La fin de notre siècle et le commencement du siècle suivant seront profondément troublés par deux causes de dissensions qui touchent aux bases de l'ordre actuel.

Les ouvriers sont mécontents de leur sort et, comme à la veille de la révolution française, leurs espérances sont plus illimitées et leurs revendications plus impatientes à mesure que leur condition s'améliore. Ils réclament une part plus grande du produit annuel du travail et même du capital et de la terre, et l'on n'entrevoit pas encore quelles seraient les lois qui pourraient donner satisfaction à leurs vœux.

D'autre part, les croyances et même le sentiment religieux sont ébranlés par l'œuvre de la critique, et l'on entend se demander si, à l'avenir, les nations en arriveront à vivre sans religion et sans culte.

« La question sociale» et « la question religieuse », tels sont donc les problèmes qui occuperont surtout les esprits pendant les années qui vont suivre.

L'organisation des pouvoirs ne vient qu'au second rang. On ne s'enthousiasme plus guère ni pour la république, ni pour la monarchie.
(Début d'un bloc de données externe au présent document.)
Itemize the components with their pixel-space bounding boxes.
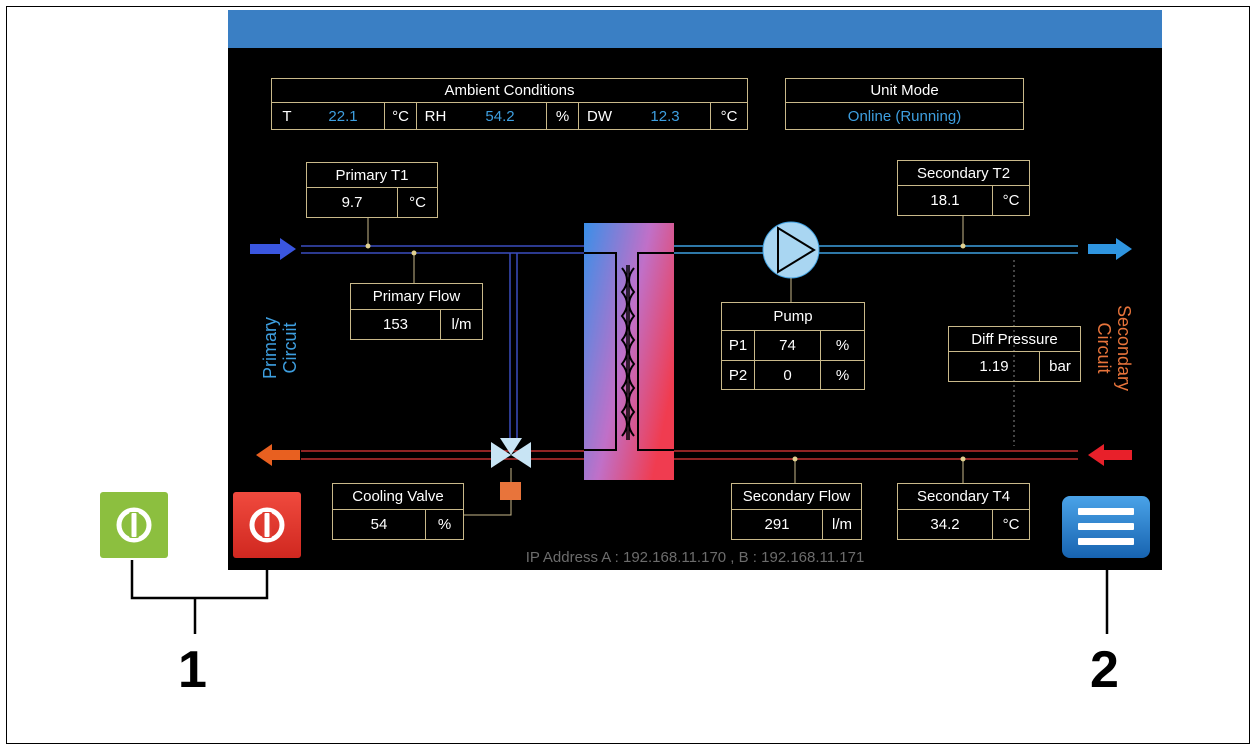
pump-title: Pump — [722, 303, 864, 331]
callout-2: 2 — [1090, 641, 1119, 699]
secondary-flow-title: Secondary Flow — [732, 484, 861, 510]
dw-unit: °C — [710, 103, 747, 129]
primary-t1-value: 9.7 — [341, 194, 363, 211]
pump-p2-value: 0 — [754, 360, 820, 389]
primary-t1-unit: °C — [397, 188, 437, 217]
primary-t1-title: Primary T1 — [307, 163, 437, 188]
cooling-valve-value: 54 — [370, 516, 388, 533]
secondary-flow-value: 291 — [764, 516, 790, 533]
secondary-flow-unit: l/m — [822, 510, 861, 539]
cooling-valve-title: Cooling Valve — [333, 484, 463, 510]
primary-circuit-line1: Primary — [260, 317, 280, 379]
secondary-out-arrow — [1088, 238, 1132, 260]
heat-exchanger-icon — [584, 223, 674, 480]
pump-p1-value: 74 — [754, 331, 820, 360]
power-icon — [249, 507, 285, 543]
temp-label: T — [282, 107, 292, 125]
rh-unit: % — [546, 103, 578, 129]
three-way-valve-icon — [491, 438, 531, 500]
pump-p1-label: P1 — [728, 337, 748, 354]
pump-p1-unit: % — [820, 331, 864, 360]
power-icon — [116, 507, 152, 543]
rh-value: 54.2 — [485, 107, 515, 125]
secondary-circuit-label: Secondary Circuit — [1094, 298, 1134, 398]
primary-circuit-label: Primary Circuit — [260, 298, 300, 398]
dw-label: DW — [578, 103, 620, 129]
unit-mode-value: Online (Running) — [847, 107, 962, 125]
menu-button[interactable] — [1062, 496, 1150, 558]
rh-label: RH — [416, 103, 454, 129]
secondary-t4-unit: °C — [992, 510, 1029, 539]
cooling-valve-unit: % — [425, 510, 463, 539]
hamburger-menu-icon — [1078, 508, 1134, 545]
secondary-t4-title: Secondary T4 — [898, 484, 1029, 510]
secondary-t2-title: Secondary T2 — [898, 161, 1029, 186]
primary-out-arrow — [256, 444, 300, 466]
unit-mode-panel: Unit Mode Online (Running) — [785, 78, 1024, 130]
primary-in-arrow — [250, 238, 296, 260]
diff-pressure-unit: bar — [1039, 352, 1080, 381]
diff-pressure-panel: Diff Pressure 1.19 bar — [948, 326, 1081, 382]
secondary-circuit-line2: Circuit — [1094, 322, 1114, 374]
dw-value: 12.3 — [650, 107, 680, 125]
temp-value: 22.1 — [328, 107, 358, 125]
primary-flow-value: 153 — [382, 316, 409, 333]
pump-icon — [762, 221, 820, 279]
start-button[interactable] — [100, 492, 168, 558]
secondary-t4-panel: Secondary T4 34.2 °C — [897, 483, 1030, 540]
primary-t1-panel: Primary T1 9.7 °C — [306, 162, 438, 218]
secondary-flow-panel: Secondary Flow 291 l/m — [731, 483, 862, 540]
ambient-conditions-panel: Ambient Conditions T 22.1 °C RH 54.2 % D… — [271, 78, 748, 130]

Néanmoins, comme c'est au moyen des institu

tions politiques qu'on touche aux droits des classes ouvrières et des églises, le point de savoir quelles sont celles qui conviennent aux États civilisés de notre époque, mérite encore le plus sérieux examen.

Les institutions politiques doivent être telles qu'elles donnent l'empire à la raison, le bonheur au peuple et la force pour appui à la justice. Comment faut-il les constituer pour que ce but soit atteint, voilà ce que je me suis proposé d'étudier dans le présent ouvrage.

Un mouvement, qu'on déclare irrésistible, nous entraîne vers la démocratie; mais nous donnera-t-elle la liberté?

On entend par démocratie deux choses très différentes: tantôt un état social où les conditions sont très égales, tantôt un régime politique, où, conformément à l'étymologie du mot, le peuple, le demos, se gouverne lui-même.

L'évolution économique actuelle nous apportera, on n'en peut guère douter, la démocratie, entendue dans le premier sens, c'est-à-dire une plus grande égalité; mais il est loin d'être aussi certain qu'il aboutira à la démocratie entendue dans le second sens, c'est-à-dire au self-government.

Écoutons ce que dit Tocqueville à ce sujet : « Je pense que si l'on ne parvient pas à introduire peu à peu et à fonder enfin parmi nous des institutions démocratiques et que si l'on renonce à donner à tous les citoyens des idées et des sentiments, qui, d'abord, les préparent à la liberté et, ensuite, leur en permettent l'usage, il n'y aura d'indépendance pour personne, ni pour les bourgeois, ni pour le noble, ni pour le pauvre, ni pour le riche, mais une égale tyrannie pour tous, et je prévois que si l'on ne réussit point, avec le temps, à établir parmi nous l'empire paisible du plus grand nombre, nous arriverons, tôt ou tard, au pouvoir illimité d'un seul. »

Le raisonnement et l'histoire nous apprennent que, pour fonder des institutions à la fois démocratiques et libres, deux

conditions sont nécessaires : la concorde entre les classes et des mœurs; or ces deux conditions semblent devoir faire de plus en plus défaut.

D'une part, l'antagonisme entre les capitalistes et les travailleurs s'aggrave et s'exaspère, au point que, comme dans les républiques antiques, on dirait deux armées ennemies en présence sur le même sol.

D'autre part, ce que l'on appelle « la Science », c'est-à-dire l'étude de la matière, affaiblit ou détruit le sentiment religieux, sans lequel la morale manque de base. Et ce mal est grand surtout dans les pays catholiques, parce que, la papauté ayant condamné dogmatiquement certaines libertés inscrites dans les constitutions modernes, ceux qui les défendent ont cru devoir déclarer la guerre au clergé et aux sacrements, qui sont son arme, dans la lutte des partis.

On a vu des républiques aristocratiques se maintenir longtemps et traverser des siècles avec éclat; mais les seules démocraties dont l'existence n'a pas été de courte durée ont été constituées par des pâtres ou par des agriculteurs, c'est-à-dire par des hommes dont les conditions étaient très égales.

Quand on se rappelle ces faits, ainsi que les prévisions des esprits les plus clairvoyants, on ne peut considérer l'avenir sans inquiétude. Nous sommes sous ce rapport très différents de nos aïeux de la fin du siècle dernier. Convaincus de la bonté native de l'humanité, ils abordaient les réformes et les révolutions avec une sereine confiance. Aujourd'hui, la plupart d'entre nous sont tristes et presque découragés. C'est que nous voyons tout ce qu'ont d'ardu les problèmes à résoudre.

Il ne suffit pas de remplacer un roi par un président et le gouvernement des castes par le suffrage universel. Il s'agit de faire régner la justice dans les relations économiques et, par conséquent, de faire en sorte que chacun soit rémunéré en raison de ses efforts utiles et jouisse du produit intégral de son travail.